Choosing an Approach

The first step is to choose between a client-side style or server-side style approach. We've written a blog post that goes into detail about choosing how to use Quonfig with Netlify.

Feature Flags in Lambdas: The Browser-Like Approach

A practical solution is to treat Netlify functions similar to a browser. Quonfig's Javascript client, for instance, caches flag evaluations per user in a CDN. Here's a sample code snippet for this approach:

import { quonfig, Context } from "@quonfig-com/javascript";

export default async (req: Request, context: any) => {
const clientOptions = {
sdkKey: process.env.QUONFIG_FRONTEND_SDK_KEY!, // client SDK key
context: new Context({ user: { key: "1234" } }), // user context
};

await quonfig.init(clientOptions); // initialize with context
if (quonfig.isEnabled("my-flag")) { // check feature flag
// Your code here
}
return new Response("ok");
};

In our testing from a Netlify function we see results around a 50ms latency initially and around then 10ms for each subsequent request for the same context. That may be too slow for some applications, but it's a good starting point and very easy to set up.

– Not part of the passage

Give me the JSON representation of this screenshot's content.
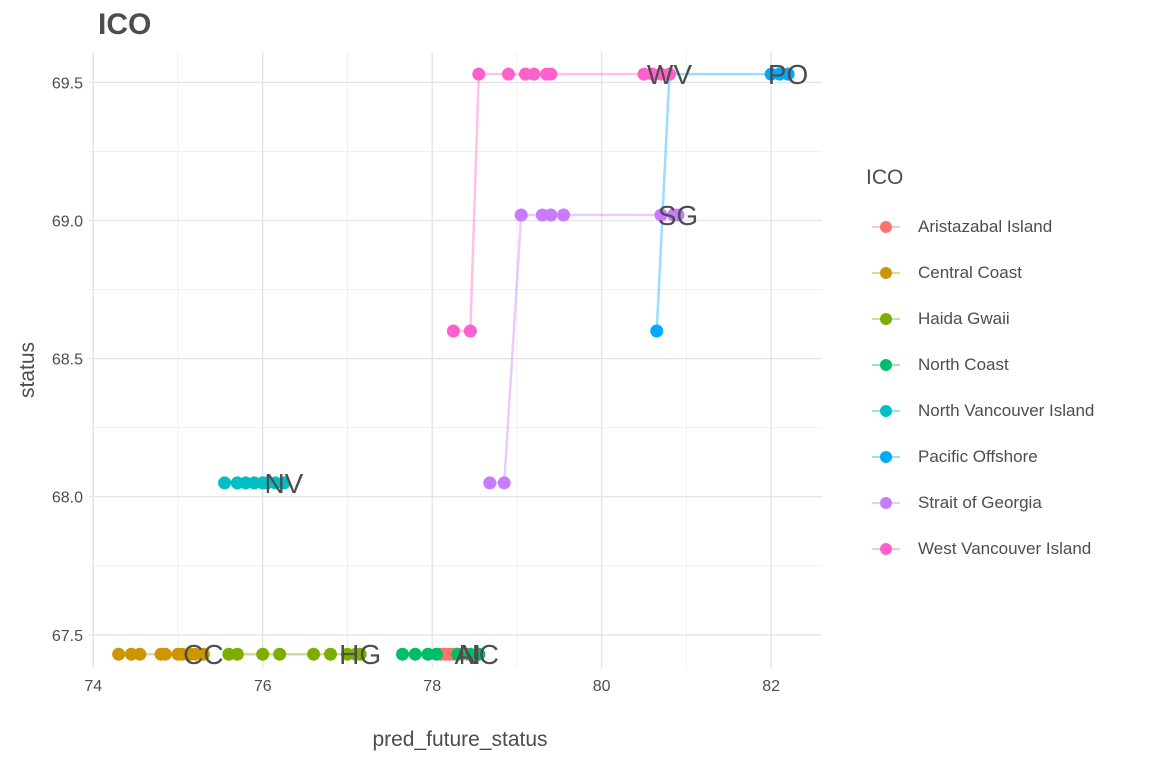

The nice thing about this solution is that you're going to get instant updates when you change a flag. The next request will have up to date data.

The Server-Side Alternative

Alternatively, you can implement a server-side strategy using the Quonfig NodeJS client. The key will be configuring our client to disable background updates and background telemetry, then performing an update on our own timeline.

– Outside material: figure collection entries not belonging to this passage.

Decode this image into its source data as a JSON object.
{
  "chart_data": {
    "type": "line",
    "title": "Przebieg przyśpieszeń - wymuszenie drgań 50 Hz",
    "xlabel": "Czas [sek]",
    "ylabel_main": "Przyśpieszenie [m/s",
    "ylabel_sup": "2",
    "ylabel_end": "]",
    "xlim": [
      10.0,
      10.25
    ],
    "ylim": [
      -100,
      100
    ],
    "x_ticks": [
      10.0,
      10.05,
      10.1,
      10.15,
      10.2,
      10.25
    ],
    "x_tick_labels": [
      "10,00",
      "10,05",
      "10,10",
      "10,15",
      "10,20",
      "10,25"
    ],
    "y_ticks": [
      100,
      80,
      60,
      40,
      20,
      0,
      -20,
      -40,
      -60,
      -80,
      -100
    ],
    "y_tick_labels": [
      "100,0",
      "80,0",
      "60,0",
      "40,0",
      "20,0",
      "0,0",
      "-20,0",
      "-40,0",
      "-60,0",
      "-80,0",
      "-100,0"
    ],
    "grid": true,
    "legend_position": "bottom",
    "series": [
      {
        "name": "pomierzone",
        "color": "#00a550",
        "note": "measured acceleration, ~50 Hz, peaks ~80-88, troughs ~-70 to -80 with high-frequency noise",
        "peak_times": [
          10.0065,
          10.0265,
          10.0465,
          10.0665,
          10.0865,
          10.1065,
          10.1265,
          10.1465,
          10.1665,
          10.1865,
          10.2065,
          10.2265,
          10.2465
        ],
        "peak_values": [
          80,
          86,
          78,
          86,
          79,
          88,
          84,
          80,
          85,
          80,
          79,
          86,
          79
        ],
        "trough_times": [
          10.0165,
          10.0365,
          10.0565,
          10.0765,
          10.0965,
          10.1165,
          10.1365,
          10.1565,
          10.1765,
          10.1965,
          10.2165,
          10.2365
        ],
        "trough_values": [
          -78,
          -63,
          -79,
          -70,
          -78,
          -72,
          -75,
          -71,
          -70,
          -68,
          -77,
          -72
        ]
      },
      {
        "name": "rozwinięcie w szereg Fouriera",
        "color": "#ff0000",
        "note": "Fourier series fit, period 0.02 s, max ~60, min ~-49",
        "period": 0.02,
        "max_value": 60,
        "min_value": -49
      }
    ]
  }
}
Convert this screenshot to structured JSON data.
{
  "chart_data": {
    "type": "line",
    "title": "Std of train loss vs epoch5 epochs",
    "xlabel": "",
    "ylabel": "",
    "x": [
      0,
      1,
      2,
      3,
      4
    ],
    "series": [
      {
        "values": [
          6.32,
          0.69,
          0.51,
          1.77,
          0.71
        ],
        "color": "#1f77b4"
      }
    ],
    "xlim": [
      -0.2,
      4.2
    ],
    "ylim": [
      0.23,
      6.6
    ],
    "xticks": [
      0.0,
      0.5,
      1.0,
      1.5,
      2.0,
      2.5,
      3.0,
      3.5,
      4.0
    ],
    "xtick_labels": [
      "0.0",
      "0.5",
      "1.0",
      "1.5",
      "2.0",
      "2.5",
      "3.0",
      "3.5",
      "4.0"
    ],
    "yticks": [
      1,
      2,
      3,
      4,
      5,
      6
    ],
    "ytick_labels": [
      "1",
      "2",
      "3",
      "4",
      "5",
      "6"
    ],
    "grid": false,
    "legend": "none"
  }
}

Here's a sample code snippet for this approach:

First, generate your types:

npx @quonfig-com/cli generate --targets node-ts

Then set up your Lambda with full type safety:

import { Quonfig, type Contexts } from "@quonfig-com/node";
import { QuonfigTypesafeNode } from "./generated/quonfig-server";

const baseQuonfig = new Quonfig({
sdkKey: process.env.QUONFIG_BACKEND_SDK_KEY!,
enableSSE: false, // we don't want any background process in our function
enablePolling: false, // we'll handle updates ourselves
collectLoggerCounts: false, // turn off background telemetry
contextUploadMode: "none", // turn off background telemetry
collectEvaluationSummaries: false, // turn off background telemetry
});

// initialize once on cold start
await baseQuonfig.init();

// Create typed instance
const quonfig = new QuonfigTypesafeNode(baseQuonfig);

export default async (req: Request, context: any) => {
const { userId } = context.params;
const quonfigContext: Contexts = { user: { key: userId } };

// Use type-safe methods with context
if (quonfig.myFlag(quonfigContext)) {
// Your code here with full type safety
}

const userConfig = quonfig.userSpecificConfig(quonfigContext);

// every 60 seconds, check for updates in-process
baseQuonfig.updateIfStalerThan(60 * 1000);
return new Response("ok");
};

export const config = { path: "/users/:userId" };

With this approach, most of our requests will be fast, but we'll have a periodic update that will take a bit longer. This is about 50ms in my testing from a Netlify function. We're entirely in control of the frequency here, so it's a judgment call on how real-time you want your feature flag updates. You could even disable the updates altogether if tail latency is of utmost concern and you didn't mind redeploying to update your flags.